As many regular LOFT attenders know, the Community Care Fund (CCF) gives students an opportunity to, as Pastor Mary often says, “flex your generosity muscles.”
The offering collected at LOFT aids students who have unexpected financial needs. Now the CCF has a new online giving page to make giving easier for students.
Students who do not go to LOFT regularly may not know about the fund and few students actually have cash with them when they attend LOFT. Fortunately, the new giving page can be accessed easily from Calvin’s website. The four-step giving process requires just a debit or credit card and takes only a few minutes.
Amanda Greenhoe, coordinator of development communications and marketing, explains:
“Giving to the CCF was always a function of the main giving page. But we didn’t think this was student focused. It’s good for students to know that their money is going directly to other students.”
Money is never taken from tuition payments. The funds donated to CCF only go to approved student recipients.
According to a story from communications and marketing in 2010, the idea for this fund was born in 1990 when legally blind sophomore Marcia was crossing the beltline when her dog, Sebastian, was hit by a car. Sebastian was severely injured and Visser couldn’t cover the expenses. Dale Cooper, former college chaplain, asked the Calvin community to pitch in. The resulting surgery saved Sebastian’s life.
This story inspired Calvin’s faculty to make communal giving a standard aspect of Calvin’s community. Since then, the CCF has enabled students to travel home to be with their families during a crisis, paid for emergency medical procedures and a host of other needs.
Vice President of Student Life Shirley Hoogstra approves the requests for aid, often made by teachers or faculty on a student’s behalf.
The CCF strengthens Calvin’s student community on many levels. Manager of annual fund special programs, Eric Kamstra, says “it invests students in giving.” He adds that the CCF is a way for “Students to stand behind fellow students.” Part of being a community is taking care of each other; CCF allows Calvin college as a whole to support students in crisis.

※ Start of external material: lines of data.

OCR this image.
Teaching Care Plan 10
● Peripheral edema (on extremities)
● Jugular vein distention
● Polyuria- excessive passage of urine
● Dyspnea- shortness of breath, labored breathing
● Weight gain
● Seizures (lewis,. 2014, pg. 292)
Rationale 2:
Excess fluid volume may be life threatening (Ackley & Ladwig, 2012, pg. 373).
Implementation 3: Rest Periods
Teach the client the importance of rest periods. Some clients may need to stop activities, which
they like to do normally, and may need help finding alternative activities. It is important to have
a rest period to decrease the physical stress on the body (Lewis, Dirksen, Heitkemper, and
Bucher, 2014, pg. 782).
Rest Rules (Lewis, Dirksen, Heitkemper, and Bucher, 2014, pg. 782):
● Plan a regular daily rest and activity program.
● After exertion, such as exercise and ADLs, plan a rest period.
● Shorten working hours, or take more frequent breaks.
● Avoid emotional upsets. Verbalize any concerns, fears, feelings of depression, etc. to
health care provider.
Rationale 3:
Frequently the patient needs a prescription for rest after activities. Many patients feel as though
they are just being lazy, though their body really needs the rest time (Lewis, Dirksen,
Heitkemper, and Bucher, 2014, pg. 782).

Kamstra hopes that the online CCF page will make it easier for students to give. He explains:
“In the past when we’ve interviewed students [for on-campus jobs] and asked why they haven’t given we usually hear 1) I’ve never been asked, 2) I don’t know where to give, and 3) I don’t have enough money. I think it speaks a lot of the student body that ‘I don’t have enough to give’ is last on the list.”

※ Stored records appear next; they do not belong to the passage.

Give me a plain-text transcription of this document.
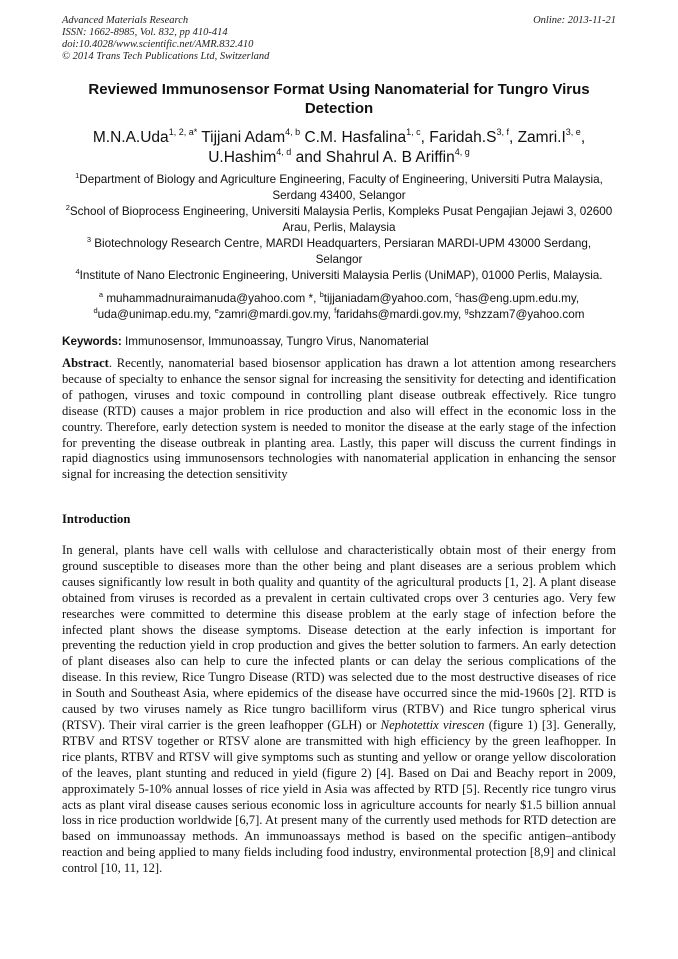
Advanced Materials Research
ISSN: 1662-8985, Vol. 832, pp 410-414
doi:10.4028/www.scientific.net/AMR.832.410
© 2014 Trans Tech Publications Ltd, Switzerland
Online: 2013-11-21
Reviewed Immunosensor Format Using Nanomaterial for Tungro Virus Detection
M.N.A.Uda$^{1, 2, a*}$ Tijjani Adam$^{4, b}$ C.M. Hasfalina$^{1, c}$, $Faridah.S^{3, f}$, $Zamri.I^{3, e}$, U.Hashim$^{4, d}$ and Shahrul A. B Ariffin$^{4, g}$

$^1$Department of Biology and Agriculture Engineering, Faculty of Engineering, Universiti Putra Malaysia, Serdang 43400, Selangor

$^2$School of Bioprocess Engineering, Universiti Malaysia Perlis, Kompleks Pusat Pengajian Jejawi 3, 02600 Arau, Perlis, Malaysia

$^3$ Biotechnology Research Centre, MARDI Headquarters, Persiaran MARDI-UPM 43000 Serdang, Selangor

$^4$Institute of Nano Electronic Engineering, Universiti Malaysia Perlis (UniMAP), 01000 Perlis, Malaysia.

$^a$ muhammadnuraimanuda@yahoo.com *, $^b$tijjaniadam@yahoo.com, $^c$has@eng.upm.edu.my,
$^d$uda@unimap.edu.my, $^e$zamri@mardi.gov.my, $^f$faridahs@mardi.gov.my, $^g$shzzam7@yahoo.com
Keywords: Immunosensor, Immunoassay, Tungro Virus, Nanomaterial

Abstract. Recently, nanomaterial based biosensor application has drawn a lot attention among researchers because of specialty to enhance the sensor signal for increasing the sensitivity for detecting and identification of pathogen, viruses and toxic compound in controlling plant disease outbreak effectively. Rice tungro disease (RTD) causes a major problem in rice production and also will effect in the economic loss in the country. Therefore, early detection system is needed to monitor the disease at the early stage of the infection for preventing the disease outbreak in planting area. Lastly, this paper will discuss the current findings in rapid diagnostics using immunosensors technologies with nanomaterial application in enhancing the sensor signal for increasing the detection sensitivity

Introduction

In general, plants have cell walls with cellulose and characteristically obtain most of their energy from ground susceptible to diseases more than the other being and plant diseases are a serious problem which causes significantly low result in both quality and quantity of the agricultural products [1, 2]. A plant disease obtained from viruses is recorded as a prevalent in certain cultivated crops over 3 centuries ago. Very few researches were committed to determine this disease problem at the early stage of infection before the infected plant shows the disease symptoms. Disease detection at the early infection is important for preventing the reduction yield in crop production and gives the better solution to farmers. An early detection of plant diseases also can help to cure the infected plants or can delay the serious complications of the disease. In this review, Rice Tungro Disease (RTD) was selected due to the most destructive diseases of rice in South and Southeast Asia, where epidemics of the disease have occurred since the mid-1960s [2]. RTD is caused by two viruses namely as Rice tungro bacilliform virus (RTBV) and Rice tungro spherical virus (RTSV). Their viral carrier is the green leafhopper (GLH) or Nephotettix virescen (figure 1) [3]. Generally, RTBV and RTSV together or RTSV alone are transmitted with high efficiency by the green leafhopper. In rice plants, RTBV and RTSV will give symptoms such as stunting and yellow or orange yellow discoloration of the leaves, plant stunting and reduced in yield (figure 2) [4]. Based on Dai and Beachy report in 2009, approximately 5-10% annual losses of rice yield in Asia was affected by RTD [5]. Recently rice tungro virus acts as plant viral disease causes serious economic loss in agriculture accounts for nearly $1.5 billion annual loss in rice production worldwide [6,7]. At present many of the currently used methods for RTD detection are based on immunoassay methods. An immunoassays method is based on the specific antigen–antibody reaction and being applied to many fields including food industry, environmental protection [8,9] and clinical control [10, 11, 12].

It seems to Kamstra that students have a desire to give. Hopefully the CCF fund will make it more convenient to do that.
Giving is an integral part of Christian Community; the CCF gives students a place to tithe away from their home churches.
“College is such a big time of transition and so many students church hop,” says Greenhoe. “The Community Care Fund is a place where students can tithe regularly.”
The new CCF giving page should strengthen an already thriving program and encourage students to support their fellow students in times of crisis and develop healthy habits of generous giving.